We cannot indeed divest ourselves of love and hatred, of the sentiments of praise and blame, and the ideas of virtue, duty, obligation, debt, bond, right, claim, sin, crime, guilt, merit and desert. And, if we could do so, the effects would be most pernicious, and the world be rendered a blank. We shall however unquestionably, as our minds grow enlarged, be brought to the entire and unreserved conviction, that man is a machine, that he is governed by external impulses, and is to be regarded as the medium only through the intervention of which previously existing causes are enabled to produce certain effects. We shall see, according to an expressive phrase, that he "could not help it," and, of consequence, while we look down from the high tower of philosophy upon the scene of human affairs, our prevailing emotion will be pity, even towards the criminal, who, from the qualities he brought into the world, and the various circumstances which act upon him from infancy, and form his character, is impelled to be the means of the evils, which we view with so profound disapprobation, and the existence of which we so entirely regret.
There is an old axiom of philosophy, which counsels us to "think with the learned, and talk with the vulgar;" and the practical application of this axiom runs through the whole scene of human affairs. Thus the most learned astronomer talks of the rising and setting of the sun, and forgets in his ordinary discourse that the earth is not for ever at rest, and does not constitute the centre of the universe. Thus, however we reason respecting the attributes of inanimate matter and the nature of sensation, it never occurs to us, when occupied with the affairs of actual life, that there is no heat in fire, and no colour in the rainbow.
In like manner, when we contemplate the acts of ourselves and our neighbours, we can never divest ourselves of the delusive sense of the liberty of human actions, of the sentiment of conscience, of the feelings of love and hatred, the impulses of praise and blame, and the notions of virtue, duty, obligation, right, claim, guilt, merit and desert. And it has sufficiently appeared in the course of this Essay, that it is not desirable that we should do so. They are these ideas to which the world we live in is indebted for its crowning glory and greatest lustre. They form the highest distinction between men and other animals, and are the genuine basis of self-reverence, and the conceptions of true nobility and greatness, and the reverse of these attributes, in the men with whom we live, and the men whose deeds are recorded in the never-dying page of history.

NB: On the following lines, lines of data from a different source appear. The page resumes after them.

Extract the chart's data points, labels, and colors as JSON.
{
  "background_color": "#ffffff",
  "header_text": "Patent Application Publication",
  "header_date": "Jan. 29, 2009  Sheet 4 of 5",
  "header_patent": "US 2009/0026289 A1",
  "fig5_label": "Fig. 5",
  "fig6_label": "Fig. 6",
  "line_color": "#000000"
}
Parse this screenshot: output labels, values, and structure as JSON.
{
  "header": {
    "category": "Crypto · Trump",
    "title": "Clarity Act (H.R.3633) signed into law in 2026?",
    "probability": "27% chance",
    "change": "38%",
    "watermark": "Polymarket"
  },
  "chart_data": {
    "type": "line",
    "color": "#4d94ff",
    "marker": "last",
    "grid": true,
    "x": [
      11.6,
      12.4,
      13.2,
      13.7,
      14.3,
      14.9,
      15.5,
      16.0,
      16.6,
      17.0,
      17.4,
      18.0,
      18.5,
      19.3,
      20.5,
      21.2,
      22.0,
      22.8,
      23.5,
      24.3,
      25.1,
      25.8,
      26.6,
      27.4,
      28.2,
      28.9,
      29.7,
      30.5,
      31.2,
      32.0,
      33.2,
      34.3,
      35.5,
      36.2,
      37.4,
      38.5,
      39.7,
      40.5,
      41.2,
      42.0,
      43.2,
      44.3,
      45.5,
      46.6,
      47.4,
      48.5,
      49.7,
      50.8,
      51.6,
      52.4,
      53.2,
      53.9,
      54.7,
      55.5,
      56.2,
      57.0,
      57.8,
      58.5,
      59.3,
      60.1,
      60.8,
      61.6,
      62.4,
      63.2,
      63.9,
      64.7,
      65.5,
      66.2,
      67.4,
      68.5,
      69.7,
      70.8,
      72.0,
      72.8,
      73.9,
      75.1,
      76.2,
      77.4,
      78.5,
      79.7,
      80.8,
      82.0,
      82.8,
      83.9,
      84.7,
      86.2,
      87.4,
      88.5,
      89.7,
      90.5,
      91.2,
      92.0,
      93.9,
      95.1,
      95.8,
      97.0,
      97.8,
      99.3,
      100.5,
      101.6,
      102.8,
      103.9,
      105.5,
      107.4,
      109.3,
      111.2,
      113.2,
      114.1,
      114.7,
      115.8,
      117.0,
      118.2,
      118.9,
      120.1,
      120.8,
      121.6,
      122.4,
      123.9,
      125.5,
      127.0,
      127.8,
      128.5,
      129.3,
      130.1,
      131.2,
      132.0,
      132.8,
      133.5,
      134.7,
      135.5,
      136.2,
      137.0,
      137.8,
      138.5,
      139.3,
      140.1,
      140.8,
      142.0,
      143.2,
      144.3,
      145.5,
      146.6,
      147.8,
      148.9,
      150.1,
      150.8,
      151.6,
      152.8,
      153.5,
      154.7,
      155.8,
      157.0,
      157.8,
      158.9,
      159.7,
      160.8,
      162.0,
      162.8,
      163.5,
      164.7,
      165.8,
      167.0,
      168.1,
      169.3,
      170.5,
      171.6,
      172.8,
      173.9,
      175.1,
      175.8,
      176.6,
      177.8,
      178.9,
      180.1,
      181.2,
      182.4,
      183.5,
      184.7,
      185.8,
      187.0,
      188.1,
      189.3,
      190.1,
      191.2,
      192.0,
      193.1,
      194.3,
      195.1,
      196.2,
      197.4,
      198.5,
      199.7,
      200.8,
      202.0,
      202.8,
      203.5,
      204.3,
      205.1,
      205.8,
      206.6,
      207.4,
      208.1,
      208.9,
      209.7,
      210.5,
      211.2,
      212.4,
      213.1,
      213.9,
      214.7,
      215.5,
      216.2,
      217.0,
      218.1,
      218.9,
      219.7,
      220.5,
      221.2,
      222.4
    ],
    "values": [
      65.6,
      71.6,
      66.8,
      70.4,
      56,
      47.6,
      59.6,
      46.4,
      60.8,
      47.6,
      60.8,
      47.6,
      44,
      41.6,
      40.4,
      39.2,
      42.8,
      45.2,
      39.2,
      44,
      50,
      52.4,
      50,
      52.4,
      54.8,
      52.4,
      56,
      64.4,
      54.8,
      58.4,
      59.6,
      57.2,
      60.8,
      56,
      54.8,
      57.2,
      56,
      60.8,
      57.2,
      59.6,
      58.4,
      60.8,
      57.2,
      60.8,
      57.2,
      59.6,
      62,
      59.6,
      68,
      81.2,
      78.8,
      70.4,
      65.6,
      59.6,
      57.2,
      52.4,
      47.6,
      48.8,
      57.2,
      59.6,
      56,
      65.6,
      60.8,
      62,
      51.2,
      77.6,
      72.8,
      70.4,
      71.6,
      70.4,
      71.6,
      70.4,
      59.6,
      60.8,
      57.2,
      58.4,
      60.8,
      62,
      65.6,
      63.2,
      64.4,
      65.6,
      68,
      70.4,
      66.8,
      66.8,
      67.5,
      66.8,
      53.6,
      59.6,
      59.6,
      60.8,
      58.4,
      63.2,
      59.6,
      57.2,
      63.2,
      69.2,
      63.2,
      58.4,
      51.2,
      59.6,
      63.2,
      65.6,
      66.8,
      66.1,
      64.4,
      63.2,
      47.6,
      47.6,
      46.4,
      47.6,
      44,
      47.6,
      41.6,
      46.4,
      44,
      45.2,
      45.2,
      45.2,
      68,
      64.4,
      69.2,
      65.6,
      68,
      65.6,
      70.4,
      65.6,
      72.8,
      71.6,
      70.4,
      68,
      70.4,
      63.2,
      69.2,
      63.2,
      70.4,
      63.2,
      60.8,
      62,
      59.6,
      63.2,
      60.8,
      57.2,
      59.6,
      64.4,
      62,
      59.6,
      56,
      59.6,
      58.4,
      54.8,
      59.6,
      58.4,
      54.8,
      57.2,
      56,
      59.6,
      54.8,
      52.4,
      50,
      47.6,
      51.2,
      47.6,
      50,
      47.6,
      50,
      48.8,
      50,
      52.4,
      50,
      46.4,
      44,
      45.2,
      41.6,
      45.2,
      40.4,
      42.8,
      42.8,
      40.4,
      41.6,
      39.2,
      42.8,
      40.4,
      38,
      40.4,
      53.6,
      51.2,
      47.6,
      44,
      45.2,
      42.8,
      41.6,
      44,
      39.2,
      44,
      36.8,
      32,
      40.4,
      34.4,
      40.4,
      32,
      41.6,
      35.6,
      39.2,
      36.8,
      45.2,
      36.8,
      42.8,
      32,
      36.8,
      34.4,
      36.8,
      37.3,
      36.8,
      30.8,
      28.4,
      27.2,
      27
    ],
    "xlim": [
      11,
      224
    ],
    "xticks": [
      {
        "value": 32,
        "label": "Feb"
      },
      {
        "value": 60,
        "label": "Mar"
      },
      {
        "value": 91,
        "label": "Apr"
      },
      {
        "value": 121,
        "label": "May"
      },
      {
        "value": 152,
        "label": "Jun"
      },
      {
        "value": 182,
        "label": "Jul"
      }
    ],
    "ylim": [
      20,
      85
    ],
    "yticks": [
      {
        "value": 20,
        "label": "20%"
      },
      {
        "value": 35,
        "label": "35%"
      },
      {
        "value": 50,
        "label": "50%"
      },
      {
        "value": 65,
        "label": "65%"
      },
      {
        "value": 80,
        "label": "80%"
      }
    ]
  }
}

But, though the doctrine of the necessity of human actions can never form the rule of our intercourse with others, it will still have its use. It will moderate our excesses, and point out to us that middle path of judgment which the soundest philosophy inculcates. We shall learn, according to the apostolic precept, to "be angry, and sin not, neither let the sun go down upon our wrath." We shall make of our fellow-men neither idols to worship, nor demons to be regarded with horror and execration.
We shall think of them, as of players, "that strut and fret their hour upon the stage, and then are heard no more." We shall "weep, as though we wept not, and rejoice, as though we rejoiced not, seeing that the fashion of this world passeth away." And, most of all, we shall view with pity, even with sympathy, the men whose frailties we behold, or by whom crimes are perpetrated, satisfied that they are parts of one great machine, and, like ourselves, are driven forward by impulses over which they have no real control.